Немцы кричали час начала войны
…Владимир Львов родился в Оренбурге в интеллигентной семье: один дедушка был преподавателем, другой, так же, как и отец Володи, работал доктором. Сам Владимир с детства мечтал стать астрономом, и при поступлении в Саратовский университет на его работе профессора написали: «исключительная подготовленность». Но Львова не приняли - он не был рабоче-крестьянского происхождения. Тогда юноша поехал в Ленинград, закончил Второй мединститут. В марте 41-го его как врача призвали в армию. Владимир попал в 259-й саперный батальон. Часть была расположена под литовским городом Таураге на берегу Немана: с этой стороны наши, с той - немцы.
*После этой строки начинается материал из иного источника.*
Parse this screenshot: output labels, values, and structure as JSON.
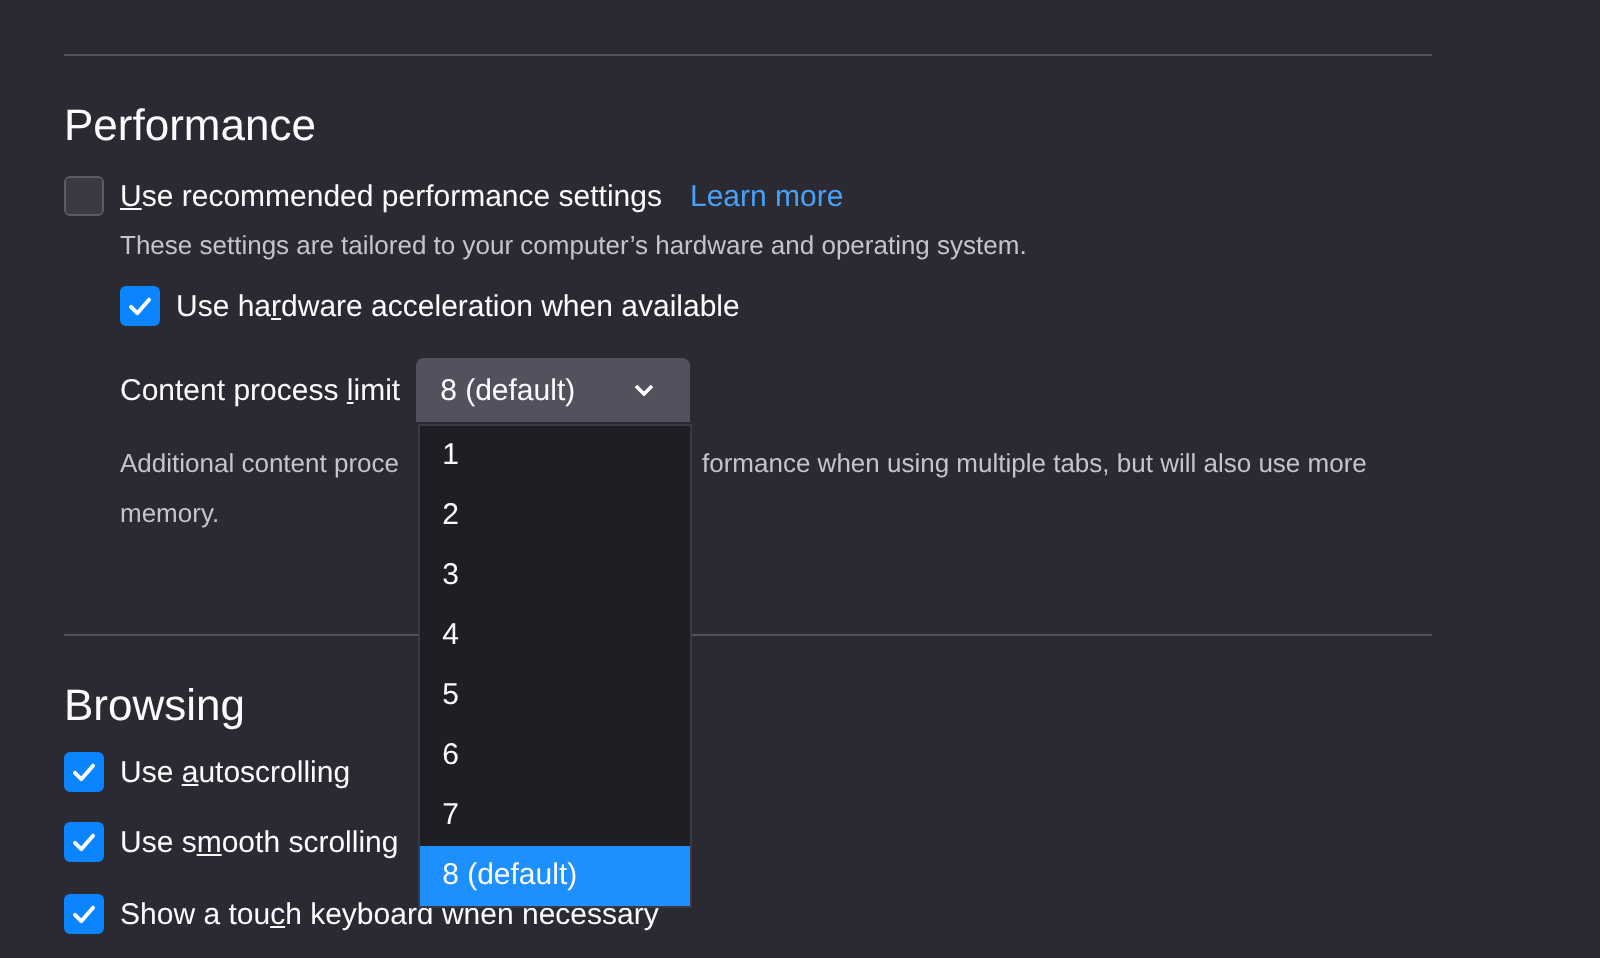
{
  "performance": {
    "heading": "Performance",
    "recommended": {
      "label_parts": {
        "key": "U",
        "after": "se recommended performance settings"
      },
      "checked": false,
      "link": "Learn more"
    },
    "recommended_note": "These settings are tailored to your computer’s hardware and operating system.",
    "hardware": {
      "label_parts": {
        "before": "Use ha",
        "key": "r",
        "after": "dware acceleration when available"
      },
      "checked": true
    },
    "process_limit": {
      "label_parts": {
        "before": "Content process ",
        "key": "l",
        "after": "imit"
      },
      "value": "8 (default)",
      "expanded": true,
      "options": [
        {
          "label": "1",
          "selected": false
        },
        {
          "label": "2",
          "selected": false
        },
        {
          "label": "3",
          "selected": false
        },
        {
          "label": "4",
          "selected": false
        },
        {
          "label": "5",
          "selected": false
        },
        {
          "label": "6",
          "selected": false
        },
        {
          "label": "7",
          "selected": false
        },
        {
          "label": "8 (default)",
          "selected": true
        }
      ]
    },
    "process_note": [
      "Additional content proce",
      "formance when using multiple tabs, but will also use more",
      "memory."
    ]
  },
  "browsing": {
    "heading": "Browsing",
    "options": [
      {
        "label_parts": {
          "before": "Use ",
          "key": "a",
          "after": "utoscrolling"
        },
        "checked": true
      },
      {
        "label_parts": {
          "before": "Use s",
          "key": "m",
          "after": "ooth scrolling"
        },
        "checked": true
      },
      {
        "label_parts": {
          "before": "Show a tou",
          "key": "c",
          "after": "h keyboard when necessary"
        },
        "checked": true
      }
    ]
  }
}
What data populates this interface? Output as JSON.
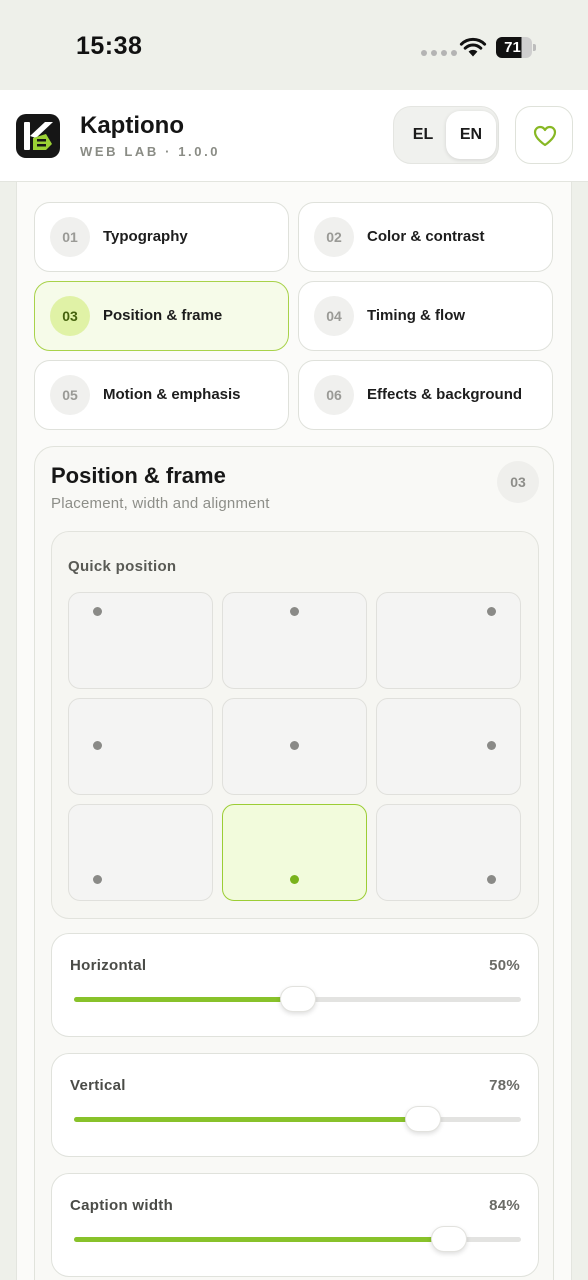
{
  "status_bar": {
    "time": "15:38",
    "battery": "71"
  },
  "header": {
    "app_name": "Kaptiono",
    "app_subtitle": "WEB LAB · 1.0.0",
    "languages": [
      "EL",
      "EN"
    ],
    "active_language": "EN",
    "accent_color": "#88c22a"
  },
  "tabs": [
    {
      "num": "01",
      "label": "Typography",
      "active": false
    },
    {
      "num": "02",
      "label": "Color & contrast",
      "active": false
    },
    {
      "num": "03",
      "label": "Position & frame",
      "active": true
    },
    {
      "num": "04",
      "label": "Timing & flow",
      "active": false
    },
    {
      "num": "05",
      "label": "Motion & emphasis",
      "active": false
    },
    {
      "num": "06",
      "label": "Effects & background",
      "active": false
    }
  ],
  "section": {
    "title": "Position & frame",
    "subtitle": "Placement, width and alignment",
    "badge": "03",
    "quick_position": {
      "label": "Quick position",
      "options": [
        "top-left",
        "top-center",
        "top-right",
        "middle-left",
        "center",
        "middle-right",
        "bottom-left",
        "bottom-center",
        "bottom-right"
      ],
      "selected": "bottom-center"
    },
    "sliders": [
      {
        "label": "Horizontal",
        "value_text": "50%",
        "value": 0.5
      },
      {
        "label": "Vertical",
        "value_text": "78%",
        "value": 0.78
      },
      {
        "label": "Caption width",
        "value_text": "84%",
        "value": 0.84
      }
    ]
  }
}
- И они кричали оттуда день и час, когда начнется война, издевались, ругались по-русски, - вспоминает Елена Иосифовна. - Первый снаряд разорвался у стен санчасти. Наши войска стали отступать, все это велось в спешке и неогранизованно. А так как Володя очень хорошо знал звездное небо, то он стал одним из организаторов движения. Наши отступающие войска несли колоссальные потери, но те остатки армии, где был Володя, хоть они и находились в окружении, шли беспрепятственно и без потерь. Шли лесами, ночами. Вокруг везде были немцы, но в леса они не совались.
- Что это была за армия?
- Кто знает? Уже всякая. Это был хаос: бесчисленное количество людей, которые бежали от немцев. Не только военные, но и мирные жители, которые видели эту колонну и к ней присоединялись. Ленинград был в блокаде с начала сентября, а они к нему вышли в конце месяца. Линию фронта переходили под Детским селом. И когда они подошли к этому рубежу - тут окопы немцев, там наши - то уже шли в полный рост. Конечно, по ним стреляли, и были убитые и раненые, но люди знали, что они на подходе к своим. Володе было тогда 33 года, но в Ленинград он пришел совсем седым, такая колоссальная была на нем ответственность. И здесь он сразу стал работать в 54-м эвакогоспитале (потом 991-м) Ленинградского фронта. Он был расположен в одной из школ, тогда во всех питерских школах были госпитали. Очень скоро он стал работать хирургом, но сначала его определили в лабораторию.
Голод и любовь
- Меня, 19-летнюю дурочку, закончившую 9-месячные медицинские курсы, тогда как раз назначили старшей сестрой, хотя там и пожилые дамы были. У меня, как и у всех, были тяжелые кирзовые сапоги, но я не могла ходить, шаркая ими, как некоторые. Я с детства любила балет, и у меня была красивая походка, даже звук шагов у меня отличался от других. И когда я подходила к лаборатории, Володя всегда прятался - смущался, так что я еще долго не была с ним знакома. И только потом узнала отчего, когда я захожу в лабораторию, все улыбаются. Потом наши войска стали потихонечку наступать, и мы с госпиталем двигались с ними.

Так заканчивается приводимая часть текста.